Wednesday, 11 Apr 2007
Law and Economics: A Catholic Critique - Mark A. Sargent
8:00 PM – Sun Room, Memorial Union - Mark A. Sargent, Dean and Professor of Law at Villanova University School of Law, specializes in securities regulation and corporate law, and he has published extensively in those fields. Sargent has held appointments as editor of The Business Lawyer and as a former member of the National Adjudicatory Council of the National Association of Securities Dealers, Inc., the national self-regulatory organization for the brokerage industry.

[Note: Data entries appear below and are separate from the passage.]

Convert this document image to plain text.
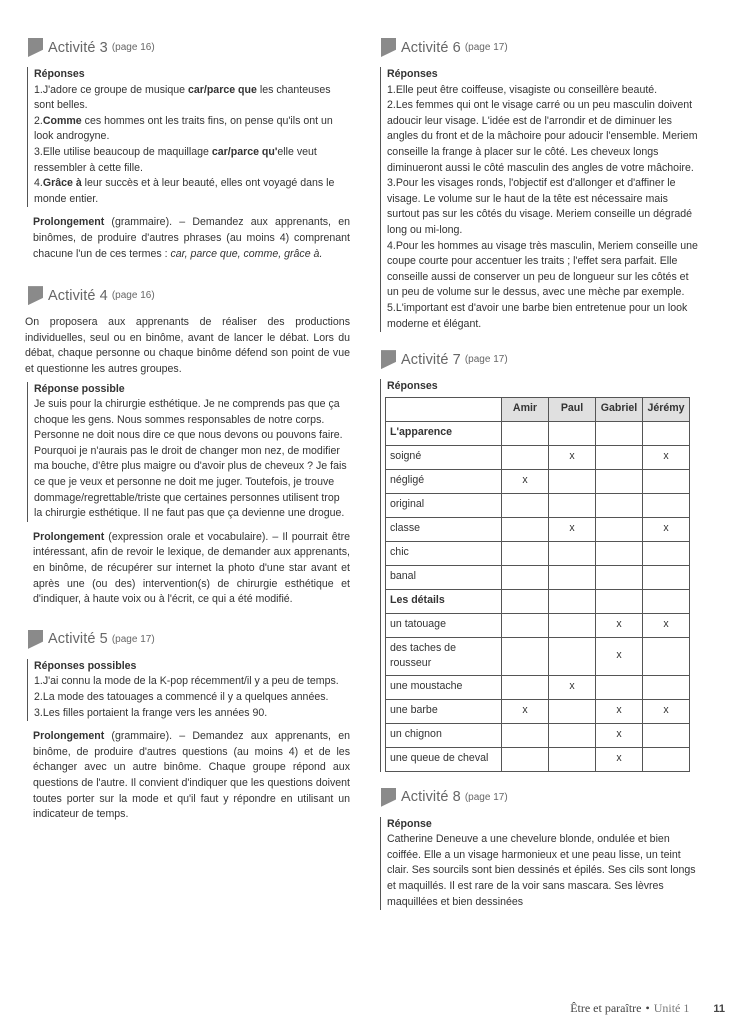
Activité 3 (page 16)
Réponses

1.J'adore ce groupe de musique car/parce que les chanteuses sont belles.

2.Comme ces hommes ont les traits fins, on pense qu'ils ont un look androgyne.

3.Elle utilise beaucoup de maquillage car/parce qu'elle veut ressembler à cette fille.

4.Grâce à leur succès et à leur beauté, elles ont voyagé dans le monde entier.

Prolongement (grammaire). – Demandez aux apprenants, en binômes, de produire d'autres phrases (au moins 4) comprenant chacune l'un de ces termes : car, parce que, comme, grâce à.

Activité 4 (page 16)

On proposera aux apprenants de réaliser des productions individuelles, seul ou en binôme, avant de lancer le débat. Lors du débat, chaque personne ou chaque binôme défend son point de vue et questionne les autres groupes.

Réponse possible

Je suis pour la chirurgie esthétique. Je ne comprends pas que ça choque les gens. Nous sommes responsables de notre corps. Personne ne doit nous dire ce que nous devons ou pouvons faire. Pourquoi je n'aurais pas le droit de changer mon nez, de modifier ma bouche, d'être plus maigre ou d'avoir plus de cheveux ? Je fais ce que je veux et personne ne doit me juger. Toutefois, je trouve dommage/regrettable/triste que certaines personnes utilisent trop la chirurgie esthétique. Il ne faut pas que ça devienne une drogue.

Prolongement (expression orale et vocabulaire). – Il pourrait être intéressant, afin de revoir le lexique, de demander aux apprenants, en binôme, de récupérer sur internet la photo d'une star avant et après une (ou des) intervention(s) de chirurgie esthétique et d'indiquer, à haute voix ou à l'écrit, ce qui a été modifié.

Activité 5 (page 17)
Réponses possibles

1.J'ai connu la mode de la K-pop récemment/il y a peu de temps.

2.La mode des tatouages a commencé il y a quelques années.

3.Les filles portaient la frange vers les années 90.

Prolongement (grammaire). – Demandez aux apprenants, en binôme, de produire d'autres questions (au moins 4) et de les échanger avec un autre binôme. Chaque groupe répond aux questions de l'autre. Il convient d'indiquer que les questions doivent toutes porter sur la mode et qu'il faut y répondre en utilisant un indicateur de temps.

Activité 6 (page 17)
Réponses

1.Elle peut être coiffeuse, visagiste ou conseillère beauté.

2.Les femmes qui ont le visage carré ou un peu masculin doivent adoucir leur visage. L'idée est de l'arrondir et de diminuer les angles du front et de la mâchoire pour adoucir l'ensemble. Meriem conseille la frange à placer sur le côté. Les cheveux longs diminueront aussi le côté masculin des angles de votre mâchoire.

3.Pour les visages ronds, l'objectif est d'allonger et d'affiner le visage. Le volume sur le haut de la tête est nécessaire mais surtout pas sur les côtés du visage. Meriem conseille un dégradé long ou mi-long.

4.Pour les hommes au visage très masculin, Meriem conseille une coupe courte pour accentuer les traits ; l'effet sera parfait. Elle conseille aussi de conserver un peu de longueur sur les côtés et un peu de volume sur le dessus, avec une mèche par exemple.

5.L'important est d'avoir une barbe bien entretenue pour un look moderne et élégant.

Activité 7 (page 17)
Réponses
	Amir	Paul	Gabriel	Jérémy
L'apparence				
soigné		x		x
négligé	x			
original				
classe		x		x
chic				
banal				
Les détails				
un tatouage			x	x
des taches de rousseur			x	
une moustache		x		
une barbe	x		x	x
un chignon			x	
une queue de cheval			x	
Activité 8 (page 17)
Réponse

Catherine Deneuve a une chevelure blonde, ondulée et bien coiffée. Elle a un visage harmonieux et une peau lisse, un teint clair. Ses sourcils sont bien dessinés et épilés. Ses cils sont longs et maquillés. Il est rare de la voir sans mascara. Ses lèvres maquillées et bien dessinées

Être et paraître • Unité 1 11
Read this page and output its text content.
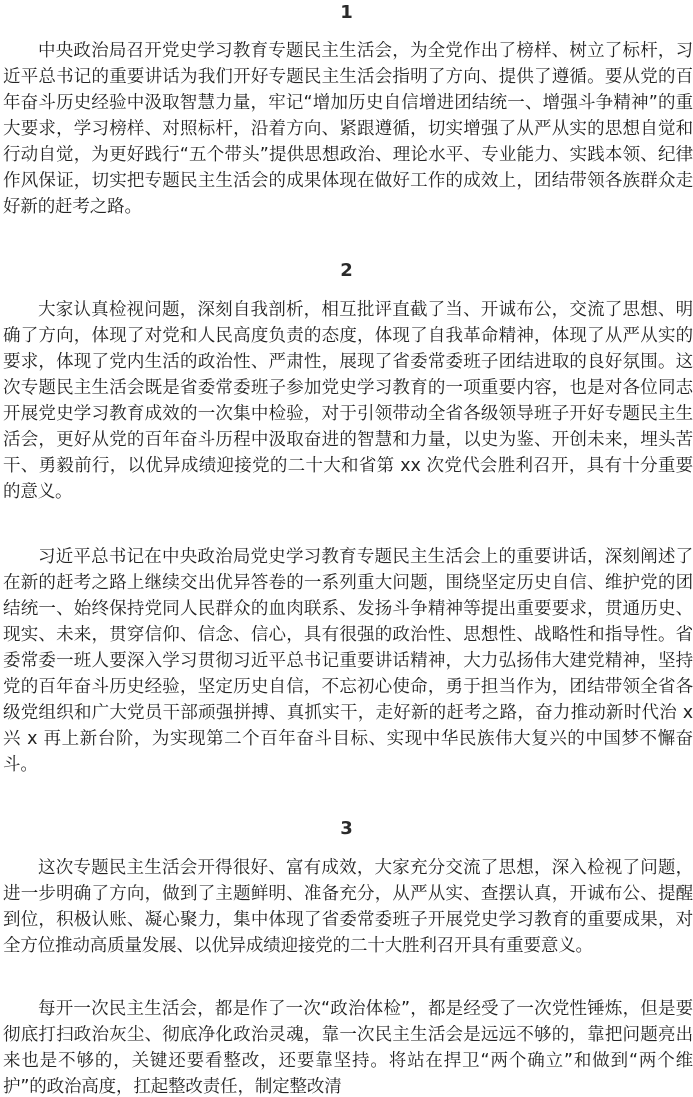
1

中央政治局召开党史学习教育专题民主生活会，为全党作出了榜样、树立了标杆，习近平总书记的重要讲话为我们开好专题民主生活会指明了方向、提供了遵循。要从党的百年奋斗历史经验中汲取智慧力量，牢记“增加历史自信增进团结统一、增强斗争精神”的重大要求，学习榜样、对照标杆，沿着方向、紧跟遵循，切实增强了从严从实的思想自觉和行动自觉，为更好践行“五个带头”提供思想政治、理论水平、专业能力、实践本领、纪律作风保证，切实把专题民主生活会的成果体现在做好工作的成效上，团结带领各族群众走好新的赶考之路。

2

大家认真检视问题，深刻自我剖析，相互批评直截了当、开诚布公，交流了思想、明确了方向，体现了对党和人民高度负责的态度，体现了自我革命精神，体现了从严从实的要求，体现了党内生活的政治性、严肃性，展现了省委常委班子团结进取的良好氛围。这次专题民主生活会既是省委常委班子参加党史学习教育的一项重要内容，也是对各位同志开展党史学习教育成效的一次集中检验，对于引领带动全省各级领导班子开好专题民主生活会，更好从党的百年奋斗历程中汲取奋进的智慧和力量，以史为鉴、开创未来，埋头苦干、勇毅前行，以优异成绩迎接党的二十大和省第 xx 次党代会胜利召开，具有十分重要的意义。

习近平总书记在中央政治局党史学习教育专题民主生活会上的重要讲话，深刻阐述了在新的赶考之路上继续交出优异答卷的一系列重大问题，围绕坚定历史自信、维护党的团结统一、始终保持党同人民群众的血肉联系、发扬斗争精神等提出重要要求，贯通历史、现实、未来，贯穿信仰、信念、信心，具有很强的政治性、思想性、战略性和指导性。省委常委一班人要深入学习贯彻习近平总书记重要讲话精神，大力弘扬伟大建党精神，坚持党的百年奋斗历史经验，坚定历史自信，不忘初心使命，勇于担当作为，团结带领全省各级党组织和广大党员干部顽强拼搏、真抓实干，走好新的赶考之路，奋力推动新时代治 x 兴 x 再上新台阶，为实现第二个百年奋斗目标、实现中华民族伟大复兴的中国梦不懈奋斗。

3

这次专题民主生活会开得很好、富有成效，大家充分交流了思想，深入检视了问题，进一步明确了方向，做到了主题鲜明、准备充分，从严从实、查摆认真，开诚布公、提醒到位，积极认账、凝心聚力，集中体现了省委常委班子开展党史学习教育的重要成果，对全方位推动高质量发展、以优异成绩迎接党的二十大胜利召开具有重要意义。

每开一次民主生活会，都是作了一次“政治体检”，都是经受了一次党性锤炼，但是要彻底打扫政治灰尘、彻底净化政治灵魂，靠一次民主生活会是远远不够的，靠把问题亮出来也是不够的，关键还要看整改，还要靠坚持。将站在捍卫“两个确立”和做到“两个维护”的政治高度，扛起整改责任，制定整改清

He also has served as an arbitrator in securities and corporate law disputes; an administrative hearing judge in state securities enforcement actions; and an expert witness for the Securities and Exchange Commission, state securities regulators, and private litigants. He is editor-in-chief of the Villanova Journal of Law and Investment Management, a peer-reviewed journal he founded in 1997. This lecture is made possible with the assistance of Commonweal magazine. The Msgr. Supple Endowment Spring Lecture.